Creating a pro-growth tax code is fundamental for not only allowing all Iowans to keep more of their hard-earned dollars, but also making our state more competitive. Governor Kim Reynolds and the Republican legislature have been working on creating a more pro-growth tax code for Iowa. In 2018 the legislature passed the first major comprehensive tax reform law in a decade. This was in response to Iowa’s high tax rates. The law lowered Iowa’s top income tax rate to 8.53 percent in 2019 and the top corporate tax rate will be lowered from 12 percent (highest in the nation) to 9.8 percent in 2021. In addition, the top income tax rate will be lowered to 6.5 percent in 2023, but only is specific revenue trigger requirements are met. 

Governor Kim Reynolds, in her Condition of the State Address, is calling for further tax relief for all Iowans. Governor Reynolds is proposing the Invest in Iowa Act, a vast plan which in part calls for a 10 percent individual income tax cut in 2021 and to lower the top rate to 5.5 percent in 2023. The Governor has also proposed increasing the sales tax by one cent, which is estimated to generate $540 million in new revenue. A result of a potential increase in the sales tax is to fund the Natural Resources and Outdoor Recreation Trust fund, a constitutional amendment that Iowa voters passed in 2010. The Amendment calls for the first 3/8ths of a sales tax increase to be used for funding the Trust. 

Both Governor Reynolds and Republican legislative leaders are also stating that any sales tax increase must be offset by actual tax relief. Governor Reynolds stated that she has does not want to raise taxes and “any increase in revenue from a sales tax must be offset by additional tax cuts.” Governor Reynolds and Republican legislators understand that Iowa’s high-income tax rates make the state less competitive. Iowa only needs to look at our neighbors in South Dakota, who are benefiting from a better tax climate, and our neighbors in Illinois, who are suffering and fleeing their state as a result of high tax and spend policies. 

Creating a pro-growth tax code and a more friendly business climate also means that all Iowans should have an opportunity to succeed. Iowa has an onerous system of occupational licensing laws, which create workforce barriers. Governor Reynolds has proposed reforming Iowa’s occupational licensing laws by asking the legislature to consider universal licensing recognition, waiving license fees for low-income individuals, and reforming the criminal justice system to allow ex-offenders to reenter the workforce.
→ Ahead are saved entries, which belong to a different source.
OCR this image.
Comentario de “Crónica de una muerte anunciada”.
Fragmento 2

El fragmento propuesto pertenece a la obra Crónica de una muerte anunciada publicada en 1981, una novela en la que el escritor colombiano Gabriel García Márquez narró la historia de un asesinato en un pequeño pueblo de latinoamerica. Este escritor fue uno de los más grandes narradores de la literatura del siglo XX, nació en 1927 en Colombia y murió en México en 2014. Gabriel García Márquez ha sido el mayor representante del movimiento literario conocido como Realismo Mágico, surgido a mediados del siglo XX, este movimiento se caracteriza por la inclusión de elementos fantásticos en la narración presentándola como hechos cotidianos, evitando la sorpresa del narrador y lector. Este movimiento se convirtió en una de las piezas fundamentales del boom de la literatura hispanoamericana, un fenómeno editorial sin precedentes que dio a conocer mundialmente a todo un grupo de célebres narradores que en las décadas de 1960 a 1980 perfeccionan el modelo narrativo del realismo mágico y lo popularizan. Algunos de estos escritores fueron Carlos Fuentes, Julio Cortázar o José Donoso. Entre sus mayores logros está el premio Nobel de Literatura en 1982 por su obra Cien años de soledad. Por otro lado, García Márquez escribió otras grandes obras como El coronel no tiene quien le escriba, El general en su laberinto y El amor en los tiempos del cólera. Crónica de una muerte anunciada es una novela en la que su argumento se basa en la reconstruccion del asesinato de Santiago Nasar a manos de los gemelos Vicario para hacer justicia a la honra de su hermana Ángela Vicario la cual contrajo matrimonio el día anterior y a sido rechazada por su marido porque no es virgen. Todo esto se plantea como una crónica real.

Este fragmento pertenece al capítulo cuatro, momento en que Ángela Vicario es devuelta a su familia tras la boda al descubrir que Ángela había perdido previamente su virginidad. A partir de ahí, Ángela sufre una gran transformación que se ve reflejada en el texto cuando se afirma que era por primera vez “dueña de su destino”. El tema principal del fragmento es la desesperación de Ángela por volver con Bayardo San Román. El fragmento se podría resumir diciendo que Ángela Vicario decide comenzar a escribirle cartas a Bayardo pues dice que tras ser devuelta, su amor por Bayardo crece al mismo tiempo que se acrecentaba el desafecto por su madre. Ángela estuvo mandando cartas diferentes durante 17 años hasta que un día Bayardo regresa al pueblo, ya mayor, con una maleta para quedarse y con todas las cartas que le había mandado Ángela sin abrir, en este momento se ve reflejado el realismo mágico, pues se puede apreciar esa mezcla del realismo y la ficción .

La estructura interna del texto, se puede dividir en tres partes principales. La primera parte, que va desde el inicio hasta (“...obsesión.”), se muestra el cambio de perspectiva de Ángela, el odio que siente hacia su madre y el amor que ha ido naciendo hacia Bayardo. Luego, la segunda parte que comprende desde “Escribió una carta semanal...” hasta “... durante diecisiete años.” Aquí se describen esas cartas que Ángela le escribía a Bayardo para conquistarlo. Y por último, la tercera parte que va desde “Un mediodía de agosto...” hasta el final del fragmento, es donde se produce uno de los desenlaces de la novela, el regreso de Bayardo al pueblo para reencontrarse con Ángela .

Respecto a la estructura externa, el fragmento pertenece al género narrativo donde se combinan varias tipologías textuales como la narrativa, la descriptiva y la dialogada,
In addition, the Governor has called for oversight and review of Iowa’s professional license process and the associated boards.  These reforms are similar to the successful occupational licensing reforms that have occurred in both Nebraska and Arizona. 

Lowering income tax rates and unshackling excessive occupational licensing regulations are two policy examples of smaller government and smarter solutions. It is exciting to think of the possibilities when more economic liberty is unleashed in Iowa.